Se há uma área onde os Homens têm tido dificuldade em abdicar da supremacia, é a da condução de máquinas.
Mesmo o exemplo diário de milhares de Mulheres que conduzem bem, não consegue fazer-nos esquecer as centenas de exemplos de outras que têm alguma dificuldade em comunicar com as suas viaturas.
Eu, machisticamente, continuo a pensar que a maioria dos homens tem mais afinidade com máquinas do que a maioria das mulheres, mas tenho levado algumas “porradas” no ego. Uma das primeiras terá sido quando tive o privilégio de assistir à vitória de Michele Mouton no Raly de Portugal de 1982.
Uma das últimas foi ter sido claramente vencido numa corrida de karts por uma colega dos Recursos Humanos, no novíssimo Autódromo do Algarve.
Mas se nos automóveis a competência das mulheres já vai sendo quase aceite, na condução de máquinas especializadas o “ataque” feminino é bem mais recente.
Uma boa parte da minha vida profissional foi passada em Fábricas, e, durante todo esse tempo, era impensável ver uma Mulher a conduzir um empilhador. Eram competentes para manejar um maçarico durante oito horas, para controlar máquinas sofisticadíssimas, etc, mas conduzir nunca. A parte da condução ficava reservada para os Homens. É claro que nem todos os Homens são igualmente dotados, e por isso tínhamos os “craques”, os “assim-assim” e os “coxos”. Estes últimos eram facilmente identificados pela forma como o maralhal se protegia ao vê-los aproximar.

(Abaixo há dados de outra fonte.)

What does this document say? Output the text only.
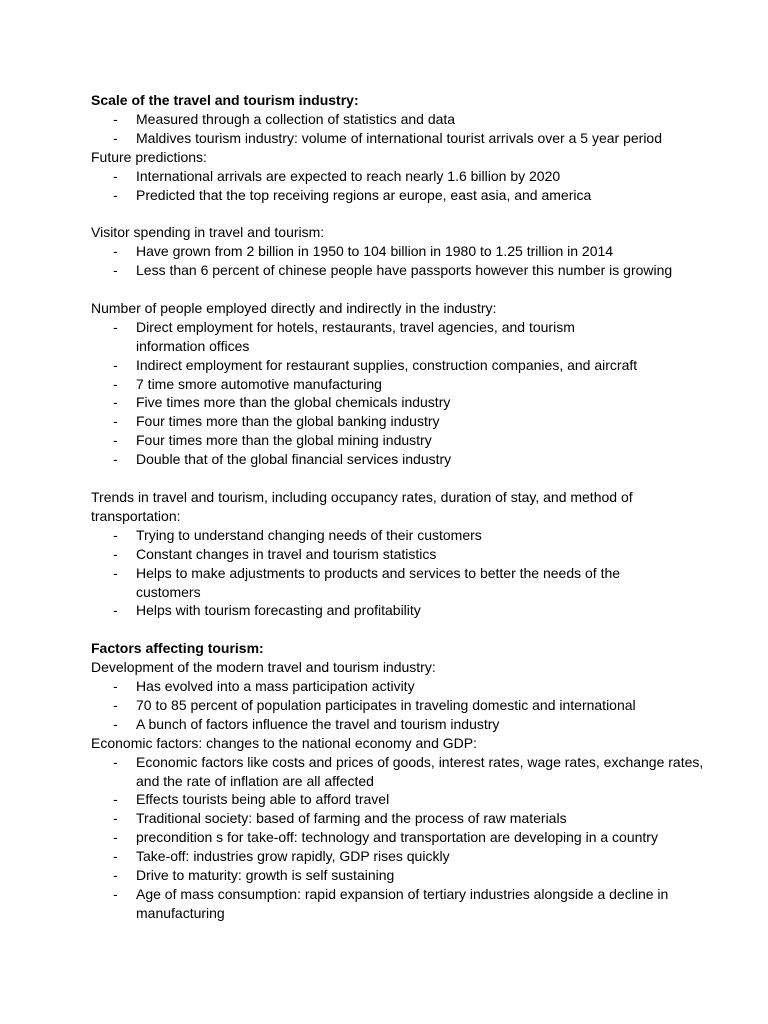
Scale of the travel and tourism industry:
- Measured through a collection of statistics and data
- Maldives tourism industry: volume of international tourist arrivals over a 5 year period
Future predictions:
- International arrivals are expected to reach nearly 1.6 billion by 2020
- Predicted that the top receiving regions ar europe, east asia, and america
Visitor spending in travel and tourism:
- Have grown from 2 billion in 1950 to 104 billion in 1980 to 1.25 trillion in 2014
- Less than 6 percent of chinese people have passports however this number is growing
Number of people employed directly and indirectly in the industry:
- Direct employment for hotels, restaurants, travel agencies, and tourism information offices
- Indirect employment for restaurant supplies, construction companies, and aircraft
- 7 time smore automotive manufacturing
- Five times more than the global chemicals industry
- Four times more than the global banking industry
- Four times more than the global mining industry
- Double that of the global financial services industry
Trends in travel and tourism, including occupancy rates, duration of stay, and method of transportation:
- Trying to understand changing needs of their customers
- Constant changes in travel and tourism statistics
- Helps to make adjustments to products and services to better the needs of the customers
- Helps with tourism forecasting and profitability
Factors affecting tourism:
Development of the modern travel and tourism industry:
- Has evolved into a mass participation activity
- 70 to 85 percent of population participates in traveling domestic and international
- A bunch of factors influence the travel and tourism industry
Economic factors: changes to the national economy and GDP:
- Economic factors like costs and prices of goods, interest rates, wage rates, exchange rates, and the rate of inflation are all affected
- Effects tourists being able to afford travel
- Traditional society: based of farming and the process of raw materials
- precondition s for take-off: technology and transportation are developing in a country
- Take-off: industries grow rapidly, GDP rises quickly
- Drive to maturity: growth is self sustaining
- Age of mass consumption: rapid expansion of tertiary industries alongside a decline in manufacturing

Depois de uns anos de afastamento, visito um dos nossos armazéns e sou surpreendido pela presença de algumas Mulheres que conduzem com desenvoltura os porta-paletes (vulgo urinóis), fazendo o “picking” e carregando os camiões. Porém os empilhadores, e sobretudo os trilaterais, continuavam entregues às competentes (?) mãos cabeludas.
Mas a emancipação da Mulher é imparável, e, por isso, não é de admirar que ao visitar um grande operador logístico eu quase só encontrasse Mulheres dentro do armazém. Tirar uma palete do nível 5? – “piece of cake”. Carregar um camião em double-stacking? – tá feito!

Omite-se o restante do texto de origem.